I wish that my thoughts concerning this commendation for a monumental hero were not mixed with gall and loathing, but they are.  The ceremony took place in the East Room of the White House.  Members of Congress, such as Barney Frank and Christopher Dodd, were invited and were seated on the front two rows.  Giunta's family and the families of his fallen comrades, along with other Medal of Honor winners, were seated on the rows behind them.

It is customary for the President, after bestowing the Medal of Honor, to salute the recipient.  President Obama did not do so.  Furthermore, he shook the hands of Senators and Congressmen before he did those of the families.

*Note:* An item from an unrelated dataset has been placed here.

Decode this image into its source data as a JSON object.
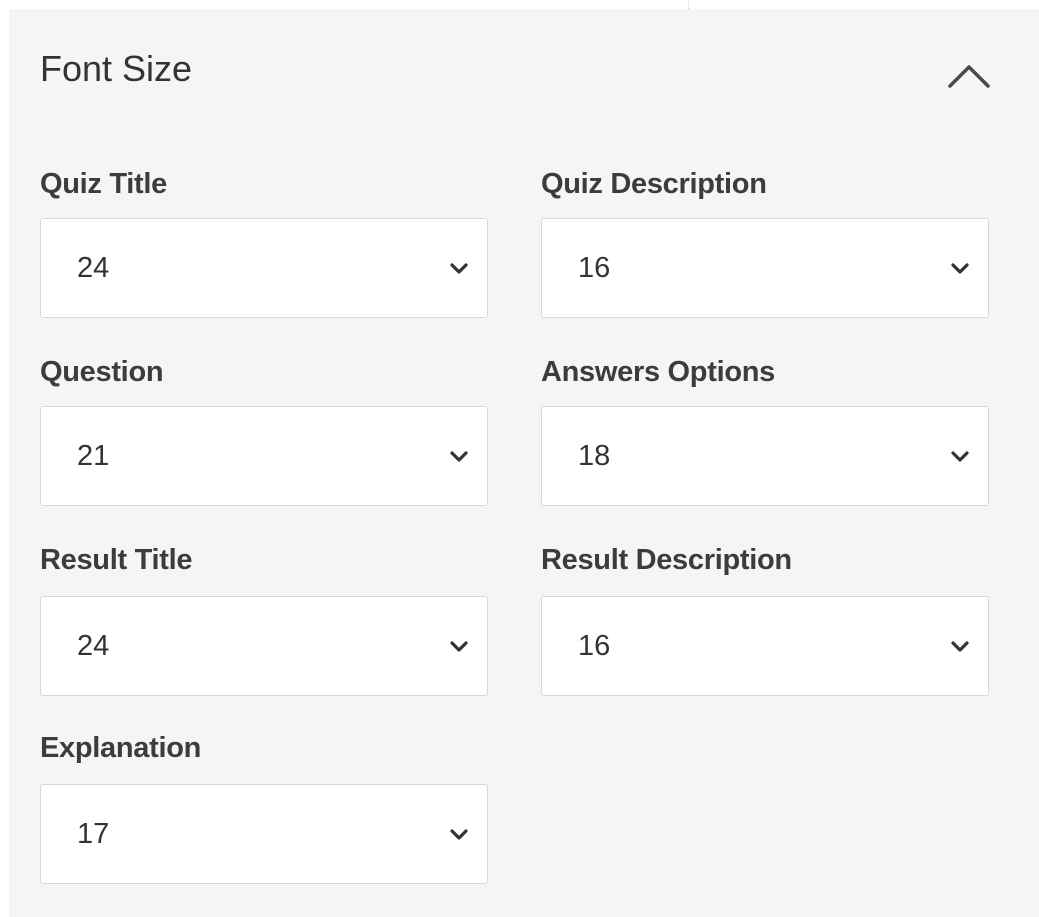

Must I say it?  Most members of Congress do not belong in the same room with Staff Sergeant Giunta or his family, much less with anyone else who represents courage, honor, or any other virtue.  These people should in no way receive preferential seating at a Medal of Honor ceremony.  If anything, they should be, and remain, an afterthought.

It is the habit of generals to salute Medal of Honor winners, and it is the practice for the Commander in Chief to do so upon awarding the Medal.  I am not interested in listening to the White House spin excuses for presidential oversights and improprieties, because the excuses seem always transparently feeble and scarcely deserve our attention.  What does deserve attention is the fact that this President has demonstrated in numerous ways who and what he is, and that makes me sick.

The astute pundit, Charles Krauthammer, has written that he thinks Barack Obama's recent tax compromise will win him re-election.  If that turns out to be the case, then the United States of America is a bigger and more hopeless ship of fools than anyone could imagine.